GitHub Collaboration Challenge
Form teams of three people.
Follow these instructions with your teammates to practice creating a GitHub repository, branching, pull requests (PRs), review, and merging. Work in groups of three—each person will create and review a pull request.
0. Everyone needs a GitHub account
Go ahead and use your personal email address to register - you'll want to take this one with you after you graduate.
1. Create and clone the repository
- Choose one teammate to act as the repository owner.
- They should log in to GitHub, click the “+” menu in the upper‑right and select New repository.
- Give the repository a short, memorable name, optionally add a description, make the visibility public, check “Add a README,” and
- click Create repository.
- Go to Settings/Collaborators and add your teammates as developers with write access.
- Each team member needs a local copy of the repository. On the repo’s main page, click Code, copy the HTTPS URL, open a terminal, navigate to the folder where you want the project, and run:
git clone <repo‑URL>
Cloning creates a full local copy of all files and history.
2. Create your own branch
Branching lets you make changes without affecting the default main branch.
On your machine:
git checkout -b <your‑first‑name>-branch
git push -u origin <your‑first‑name>-branch # creates the branch on GitHub
3. Add a personal file, commit and push
- In your cloned repository (on your topic branch), at the command line (using the shell skills we learned last time):
- Create a directory inside the repo called
our_bios - Create a new text file named after yourself (e.g.,
alex.txt) in that directory - Write a few sentences about yourself (major, hometown, a fun fact) to that file.
-
Stage and commit the file:
git add alex.txt # this only works if you are in the directory where the file is, otherwise you'll have to think about what the path is to the file you're adding relative to your working directory git commit -m "Add personal bio for Alex" -
Push your commit to GitHub:
git push
4. Create a pull request (PR) for your teammates to review
- On GitHub, click Pull requests → New pull request.
- Set the base branch to
mainand the compare branch to your branch. - Provide a clear title (e.g. “Add Alex’s bio”) and a short description of what you added. Creating a pull request lets your collaborators review and discuss your changes before merging them.
- Request reviews from your two teammates.
5. Review your teammates’ pull requests
- Open each of your teammates’ PRs.
- On the Conversation or Files changed tab, leave at least one constructive comment (ask a question or suggest something you’d like them to add). You can comment on a specific line or leave a general comment.
- Submit your review with the Comment option.

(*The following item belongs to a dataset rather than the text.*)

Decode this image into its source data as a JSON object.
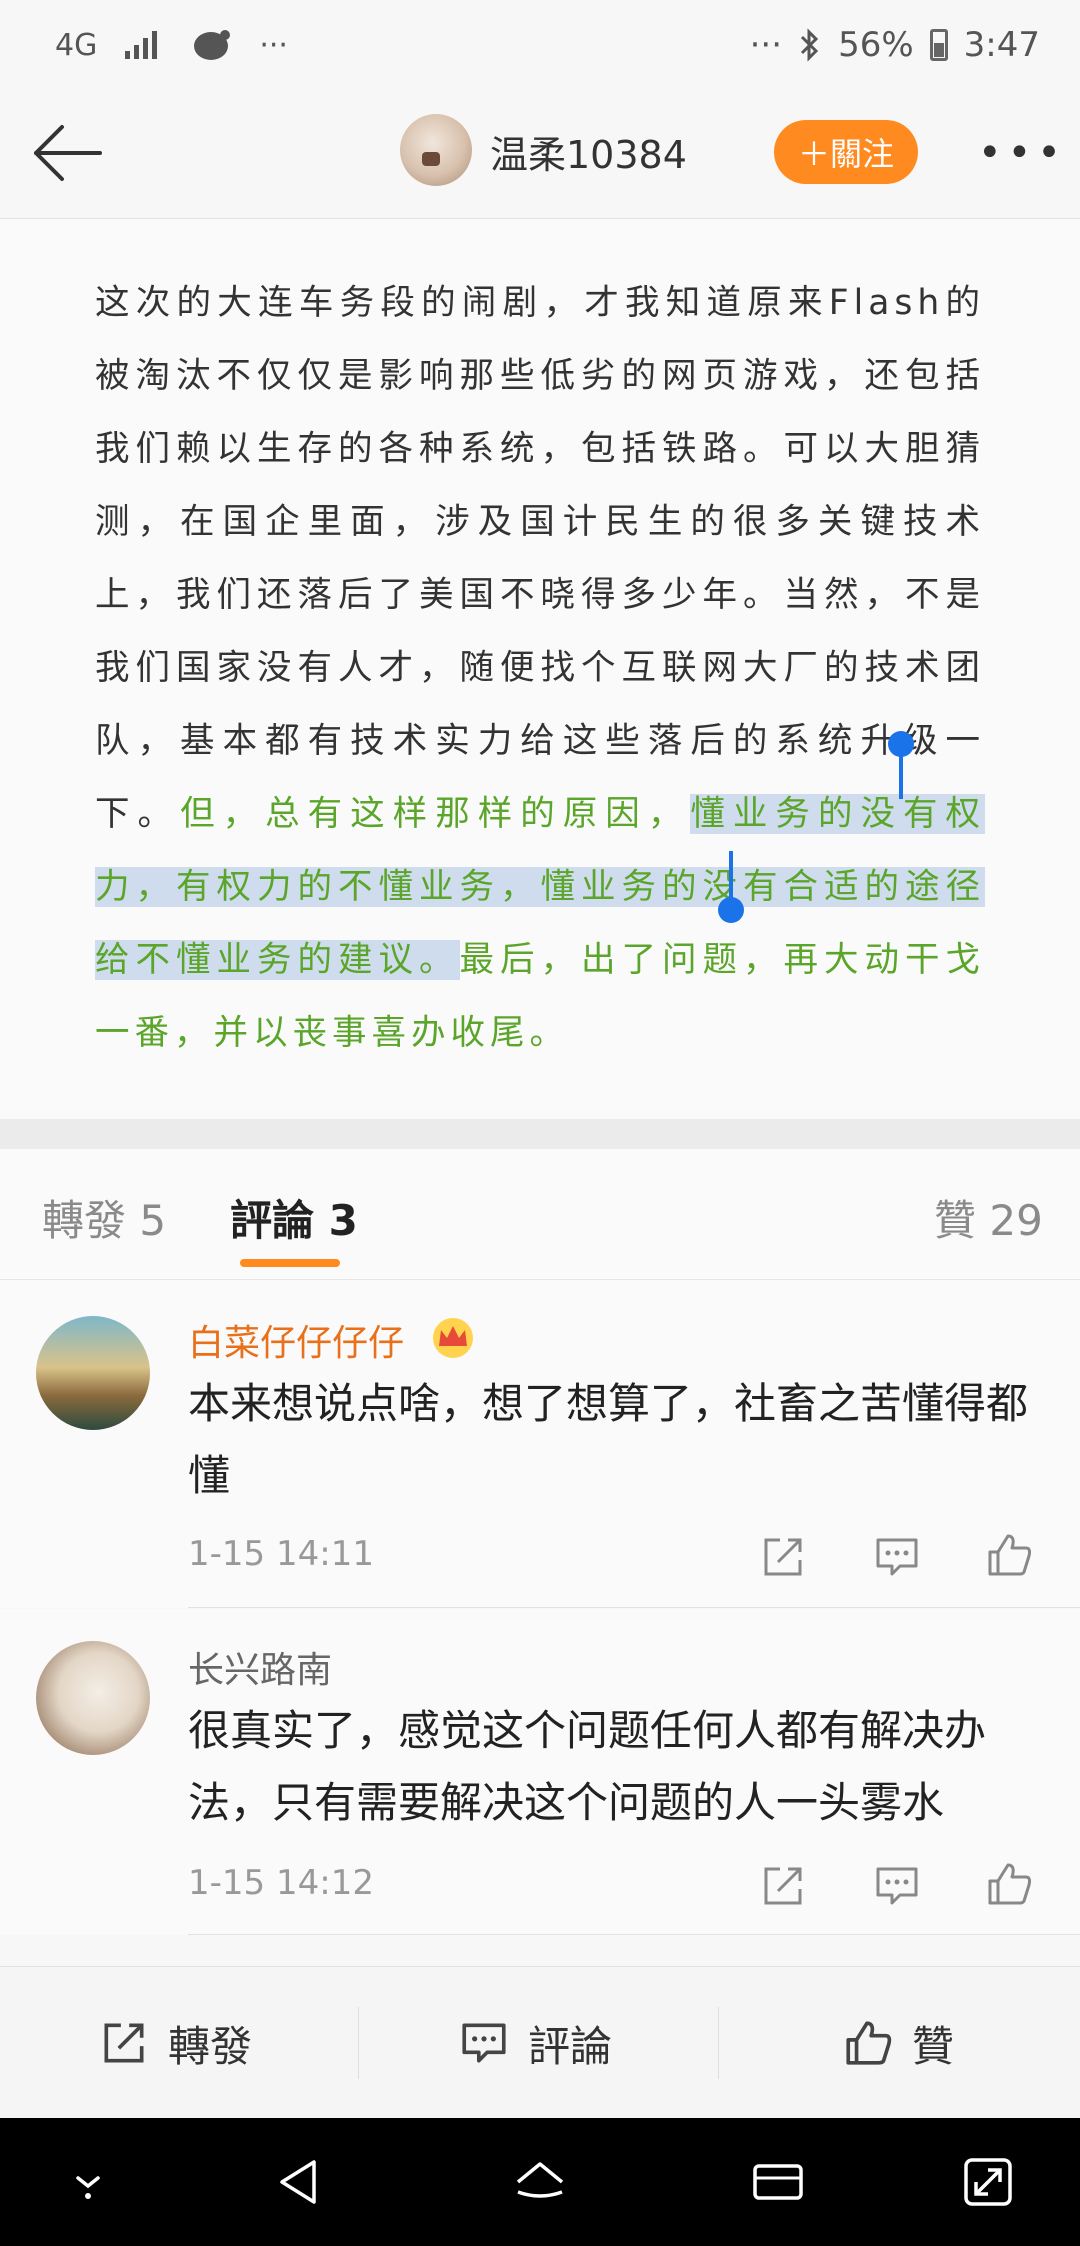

Pull request reviews can be comments, approvals, or requests for changes; you’re only commenting at this stage.
6. Address feedback by making another commit
-
Read the comments on your PR. Edit your text file locally in response to the feedback.
-
Stage, commit, and push the changes:
git add alex.txt git commit -m "Address feedback" git pushAny new commits you push will automatically update the open pull request.
-
Reply to the reviewer’s comment in the PR, explaining how you addressed their feedback.
7. Approve and merge pull requests
- After each PR author has addressed the comments, revisit the PRs you reviewed.
- Click Review changes → Approve to approve the updated PR.
- Once a PR has at least one approval, a teammate other than the author should merge it.
-In the PR, scroll to the bottom and click Merge pull request, then Confirm merge. - Delete the topic branch when prompted; keeping the branch list tidy is good practice.
Each student should merge one of the other students’ PRs so everyone practices.
8. Capture a snapshot for submission
- One teammate downloads a snapshot of the final repository. On the repo’s main page, click Code → Download ZIP. GitHub generates a snapshot of the current branch or commit.
- Open the Commits page (click the “n commits” link) and take a screenshot showing the commit history.
- Go to Pull requests → Closed, and capture a screenshot showing the three closed PRs and their approval status. You can also use the Activity view to see a detailed history of pushes, merges, and branch changes.
- Upload the ZIP file and screenshots to Gradescope.
Tips
- Use descriptive commit messages and branch names.
- Each commit is a snapshot; keep commits focused on a single change.
- Be polite and constructive in your feedback.
- Delete merged branches to keep your repository clean.
This exercise walks you through the entire GitHub flow—creating a repository, branching, committing, creating a PR, reviewing, addressing feedback, merging, and capturing a snapshot. Completing these steps will help you collaborate effectively on future projects.